Summary of membrane/lipid environments that are targeted by autophagy-related proteins. During starvation, PtdIns is synthesized in the ER by PIS, which is targeted by the ULK1 complex and essential for the generation of the autophagosome. Complex I, the ATG16–ATG12–ATG5 complex, and the ATG2/Atg2–WIPI4/Atg18 complex prefer unsaturated (unpacked) and highly curved membranes for their activations. ER membranes and ATG9/Atg9 vesicles fulfil these conditions. During expansion, phagophores are tethered and fused, which is facilitated by Atg8 family proteins. Also, curvatures are generated at least by the lipidated yeast Atg8, and the yeast Atg20–Atg24 complex might detect and stabilize membrane curvatures at the edge of the expanding phagophore to support expansion. Along with this, upon starvation, PS synthesis occurs at the ER–mitochondria contact site by PSS1, which is targeted by the ULK1 and complex I. This may also lead to the initiation of autophagosome formation.

Figure 7

Positive PtdIns(3)P feedback mechanisms via complexes I (A) and II (B). (A) Complex I is activated by its effector WIPI2d, which leads to a positive feedback loop of PtdIns(3)P synthesis.

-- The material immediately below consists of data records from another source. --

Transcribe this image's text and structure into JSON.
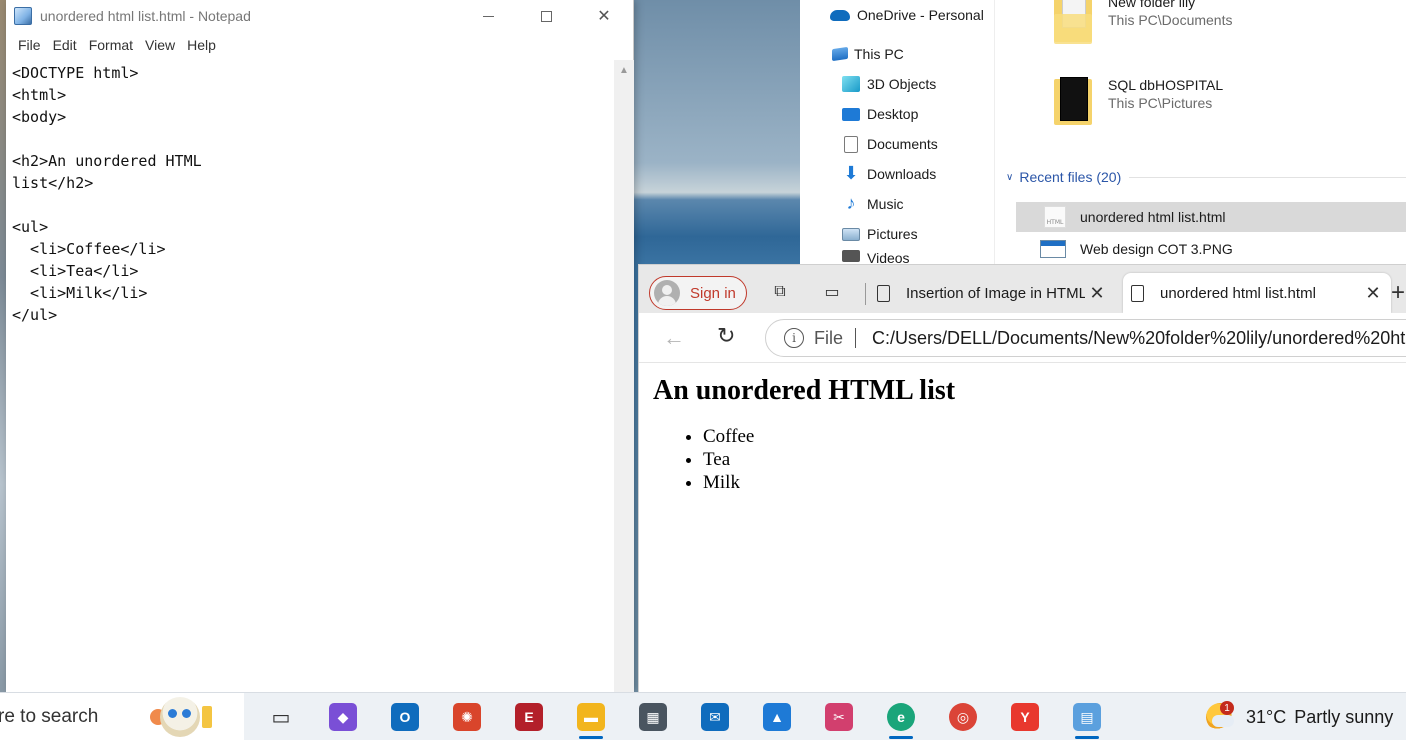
{
  "notepad": {
    "title": "unordered html list.html - Notepad",
    "menu": [
      "File",
      "Edit",
      "Format",
      "View",
      "Help"
    ],
    "content": "<DOCTYPE html>\n<html>\n<body>\n\n<h2>An unordered HTML\nlist</h2>\n\n<ul>\n  <li>Coffee</li>\n  <li>Tea</li>\n  <li>Milk</li>\n</ul>"
  },
  "explorer": {
    "nav": {
      "onedrive": "OneDrive - Personal",
      "this_pc": "This PC",
      "objects3d": "3D Objects",
      "desktop": "Desktop",
      "documents": "Documents",
      "downloads": "Downloads",
      "music": "Music",
      "pictures": "Pictures",
      "videos": "Videos"
    },
    "folders": [
      {
        "name": "New folder lily",
        "path": "This PC\\Documents"
      },
      {
        "name": "SQL dbHOSPITAL",
        "path": "This PC\\Pictures"
      }
    ],
    "recent_header": "Recent files (20)",
    "recent": [
      {
        "name": "unordered html list.html",
        "icon": "html-file-icon",
        "selected": true
      },
      {
        "name": "Web design COT 3.PNG",
        "icon": "png-file-icon",
        "selected": false
      }
    ]
  },
  "browser": {
    "sign_in": "Sign in",
    "tabs": [
      {
        "label": "Insertion of Image in HTML",
        "active": false
      },
      {
        "label": "unordered html list.html",
        "active": true
      }
    ],
    "address_scheme": "File",
    "address": "C:/Users/DELL/Documents/New%20folder%20lily/unordered%20ht...",
    "page": {
      "heading": "An unordered HTML list",
      "items": [
        "Coffee",
        "Tea",
        "Milk"
      ]
    }
  },
  "taskbar": {
    "search_text": "re to search",
    "apps": [
      {
        "name": "task-view",
        "color": "#333333",
        "glyph": "▭",
        "open": false
      },
      {
        "name": "copilot",
        "color": "#7a4fd6",
        "glyph": "◆",
        "open": false
      },
      {
        "name": "outlook",
        "color": "#0f6cbd",
        "glyph": "O",
        "open": false
      },
      {
        "name": "app-red",
        "color": "#d9452b",
        "glyph": "✺",
        "open": false
      },
      {
        "name": "ecu",
        "color": "#b3202a",
        "glyph": "E",
        "open": false
      },
      {
        "name": "file-explorer",
        "color": "#f2b51d",
        "glyph": "▬",
        "open": true
      },
      {
        "name": "calculator",
        "color": "#4a5560",
        "glyph": "▦",
        "open": false
      },
      {
        "name": "mail",
        "color": "#0f6cbd",
        "glyph": "✉",
        "open": false
      },
      {
        "name": "azure",
        "color": "#1e7ad6",
        "glyph": "▲",
        "open": false
      },
      {
        "name": "snipping-tool",
        "color": "#d23f6e",
        "glyph": "✂",
        "open": false
      },
      {
        "name": "edge",
        "color": "#1aa57a",
        "glyph": "e",
        "open": true
      },
      {
        "name": "chrome",
        "color": "#db4437",
        "glyph": "◎",
        "open": false
      },
      {
        "name": "yandex",
        "color": "#e8382e",
        "glyph": "Y",
        "open": false
      },
      {
        "name": "notepad",
        "color": "#5ba0de",
        "glyph": "▤",
        "open": true
      }
    ],
    "weather": {
      "badge": "1",
      "temp": "31°C",
      "condition": "Partly sunny"
    }
  }
}
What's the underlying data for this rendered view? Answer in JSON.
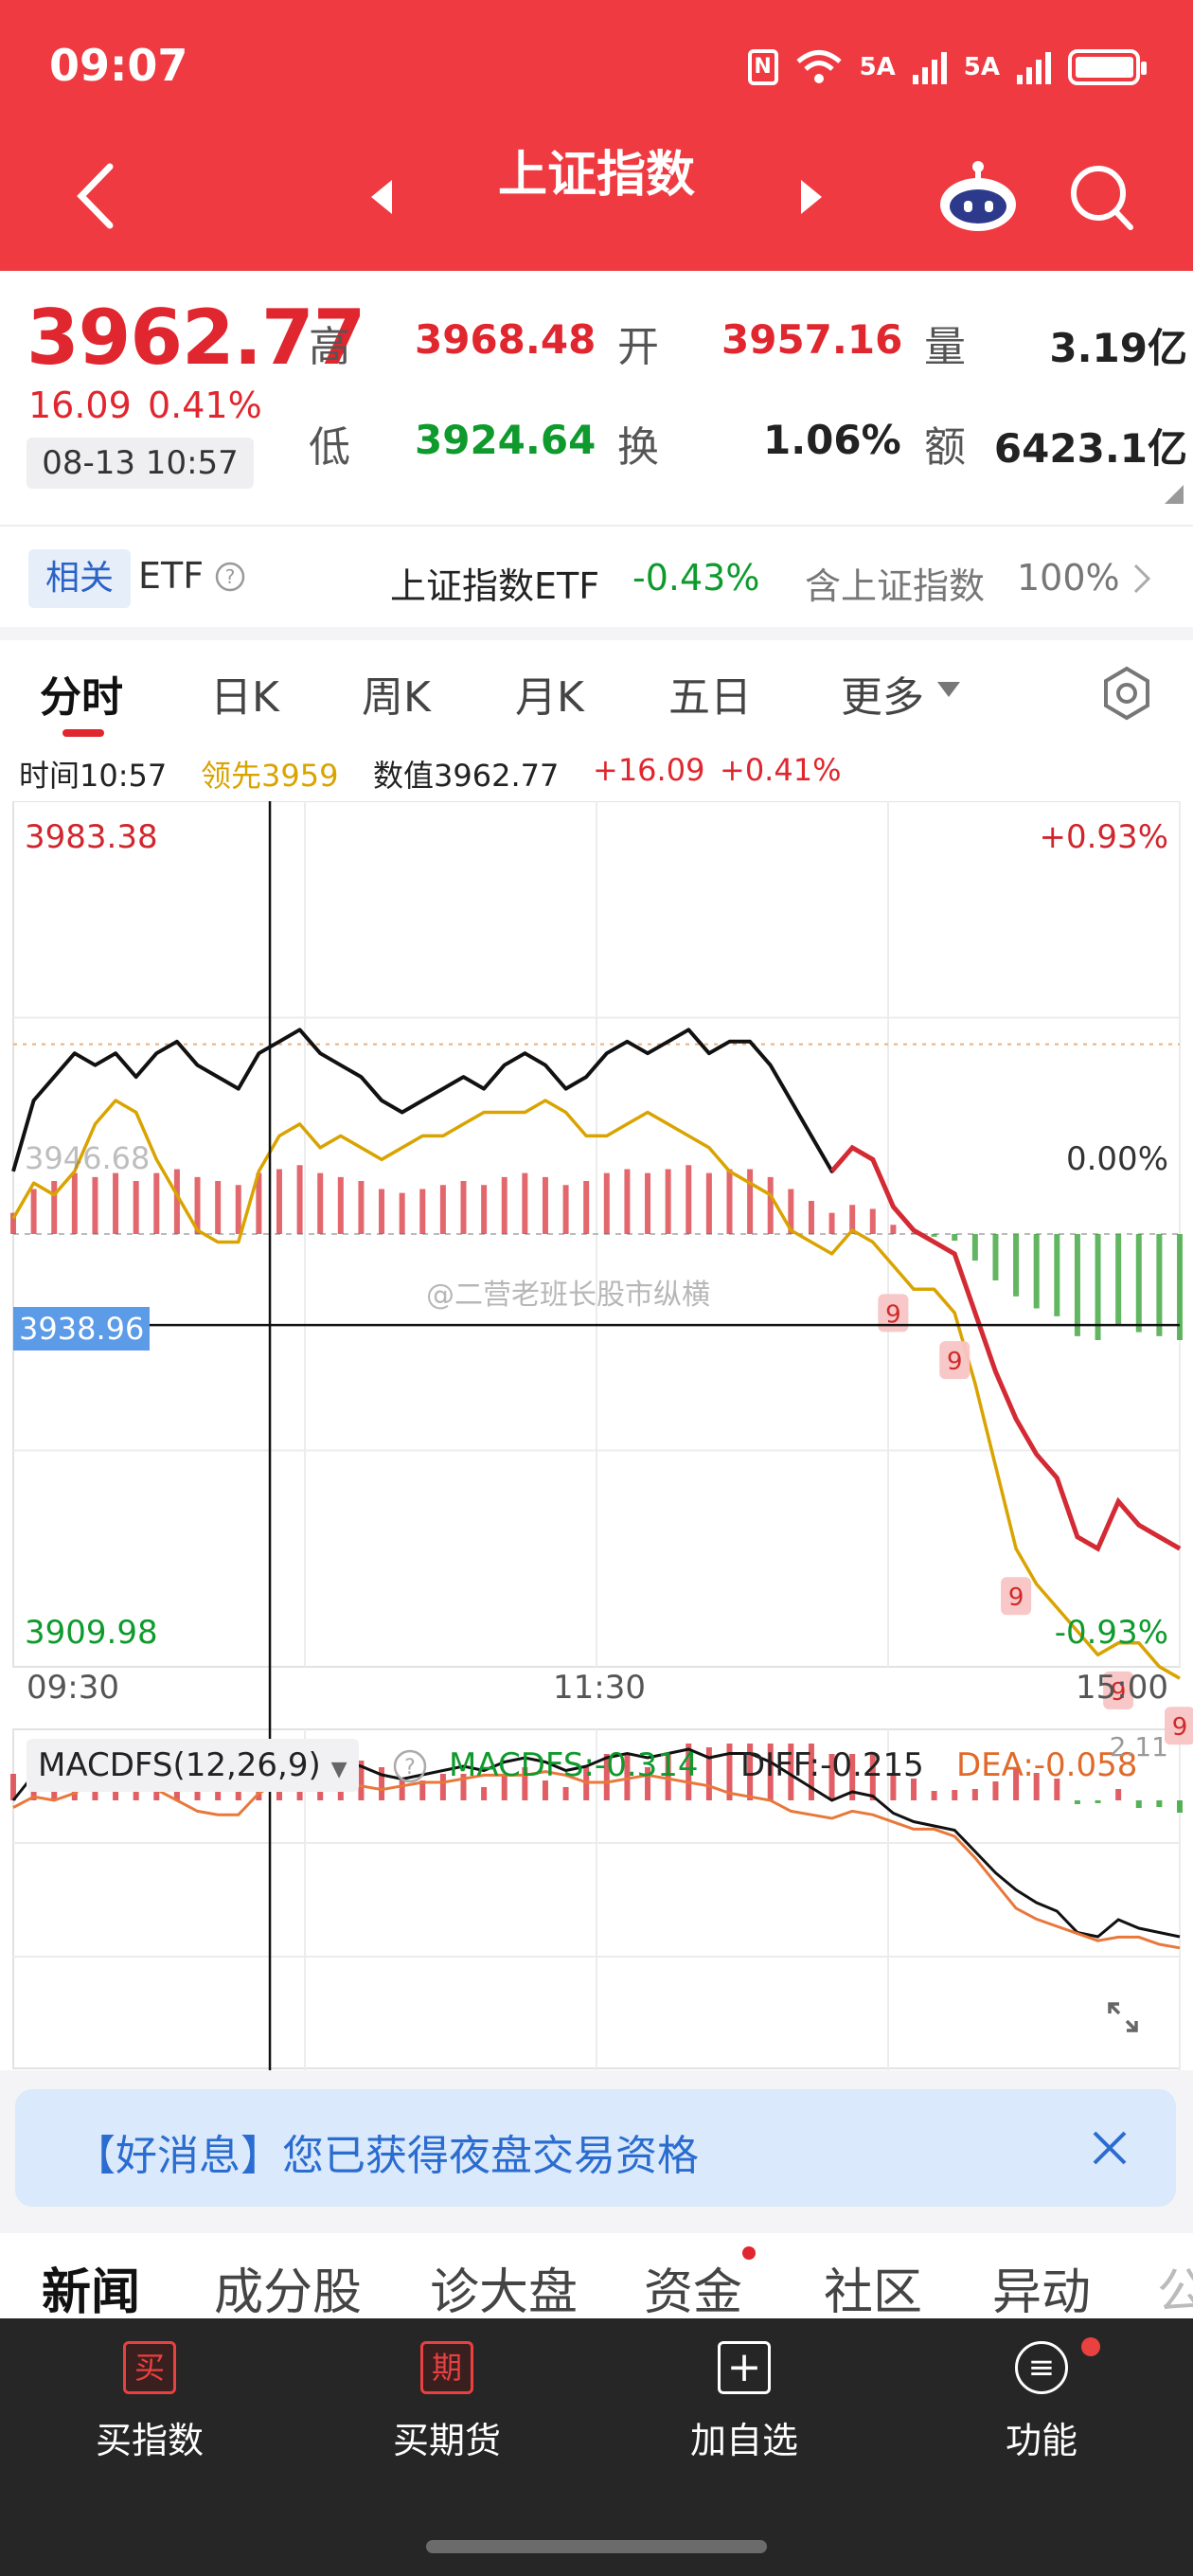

WIPI2d also facilitates the LC3B lipidation by interacting with the ATG12–ATG5–ATG16L E3 complex. GABARAP and GABARAPL1, Atg8 family proteins, are known to preferably interact with complex I, but the consequence of this interaction remains to be seen. (B) On early endosomes, Rab5 interacts with its GEF-effector complex, the Rabex5–Rabaptin5 complex. This interaction switches the Rab5 nucleotide binding from GDP to GTP and its binding partner from Rabex5 to Rabaptin5. This interaction causes the formation of Rab5 domain (clustering), which is enhanced by PtdIns(3)P, indicating positive feedback between Rab5–Rabex5–Rabaptin5 and complex II. These Rab5- and PtdIns(3)P-enriched clusters recruit more Rab5 effectors and PtdIns(3)P-binding proteins carrying PX and FYVE domains.